Figure 5 Number of packets delivered successfully by Modified version of IEEE 802.11e
Figure 6 Normalized Throughput of Modified version of IEEE 802.11e
Normalized throughput of modified version is shown in Figure 6. Normalized throughput of original version is shown in Figures 9 and 10. As clearly shown in figures, modified version of IEEE 802.11e performs better. Normalized throughput of voice traffic of modified version is better than voice traffic of original version. Normalized throughput of video traffic is similar in both the cases.
Figure 7. Throughput of Original version of IEEE 802.11e
Figure 8. Throughput of Modified version of IEEE 802.11e
As shown in Figures 7 and 8 the throughput of voice in modified version of IEEE 802.11e is uniform and also is more than data and background traffic. The throughput of voice traffic is almost constant. But throughput of video traffic is more than that of voice as the data rate of video is more.
Figure 9 Service Differentiation of IEEE 802.11e with out Contention Free Bursting (Normalized Throughput Vs Time)

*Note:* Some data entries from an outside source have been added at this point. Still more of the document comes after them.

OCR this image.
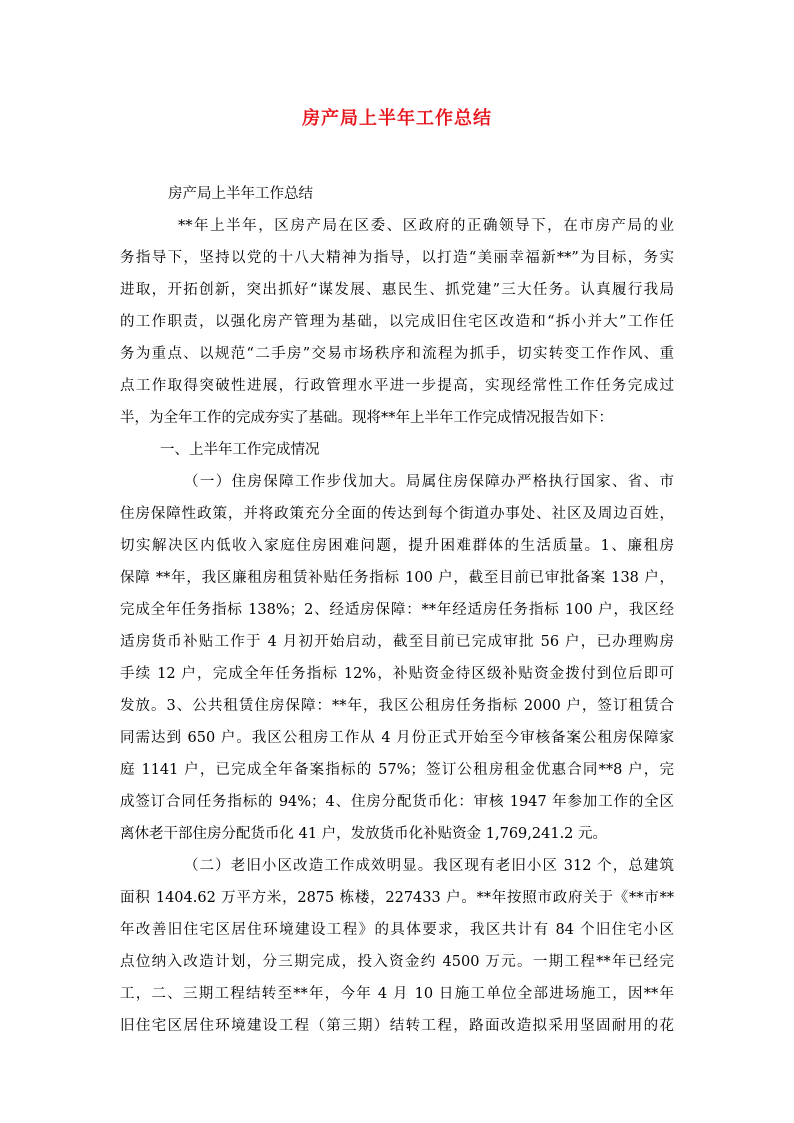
房产局上半年工作总结
房产局上半年工作总结
**年上半年，区房产局在区委、区政府的正确领导下，在市房产局的业
务指导下，坚持以党的十八大精神为指导，以打造“美丽幸福新**”为目标，务实
进取，开拓创新，突出抓好“谋发展、惠民生、抓党建”三大任务。认真履行我局
的工作职责，以强化房产管理为基础，以完成旧住宅区改造和“拆小并大”工作任
务为重点、以规范“二手房”交易市场秩序和流程为抓手，切实转变工作作风、重
点工作取得突破性进展，行政管理水平进一步提高，实现经常性工作任务完成过
半，为全年工作的完成夯实了基础。现将**年上半年工作完成情况报告如下：
一、上半年工作完成情况
（一）住房保障工作步伐加大。局属住房保障办严格执行国家、省、市
住房保障性政策，并将政策充分全面的传达到每个街道办事处、社区及周边百姓，
切实解决区内低收入家庭住房困难问题，提升困难群体的生活质量。1、廉租房
保障 **年，我区廉租房租赁补贴任务指标 100 户，截至目前已审批备案 138 户，
完成全年任务指标 138%；2、经适房保障：**年经适房任务指标 100 户，我区经
适房货币补贴工作于 4 月初开始启动，截至目前已完成审批 56 户，已办理购房
手续 12 户，完成全年任务指标 12%，补贴资金待区级补贴资金拨付到位后即可
发放。3、公共租赁住房保障：**年，我区公租房任务指标 2000 户，签订租赁合
同需达到 650 户。我区公租房工作从 4 月份正式开始至今审核备案公租房保障家
庭 1141 户，已完成全年备案指标的 57%；签订公租房租金优惠合同**8 户，完
成签订合同任务指标的 94%；4、住房分配货币化：审核 1947 年参加工作的全区
离休老干部住房分配货币化 41 户，发放货币化补贴资金 1,769,241.2 元。
（二）老旧小区改造工作成效明显。我区现有老旧小区 312 个，总建筑
面积 1404.62 万平方米，2875 栋楼，227433 户。**年按照市政府关于《**市**
年改善旧住宅区居住环境建设工程》的具体要求，我区共计有 84 个旧住宅小区
点位纳入改造计划，分三期完成，投入资金约 4500 万元。一期工程**年已经完
工，二、三期工程结转至**年，今年 4 月 10 日施工单位全部进场施工，因**年
旧住宅区居住环境建设工程（第三期）结转工程，路面改造拟采用坚固耐用的花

Figure 10 Service Differentiation of IEEE 802.11e with Contention Free Bursting (Normalized Throughput Vs Time)
The proposed modification to changing CW value improves the performance of IEEE 802.11e. Aggregate normalized throughput and also voice throughput of modified version are better than original version. Significant improvement in Average End-to-End delay of voice traffic is observed and modified version performs better.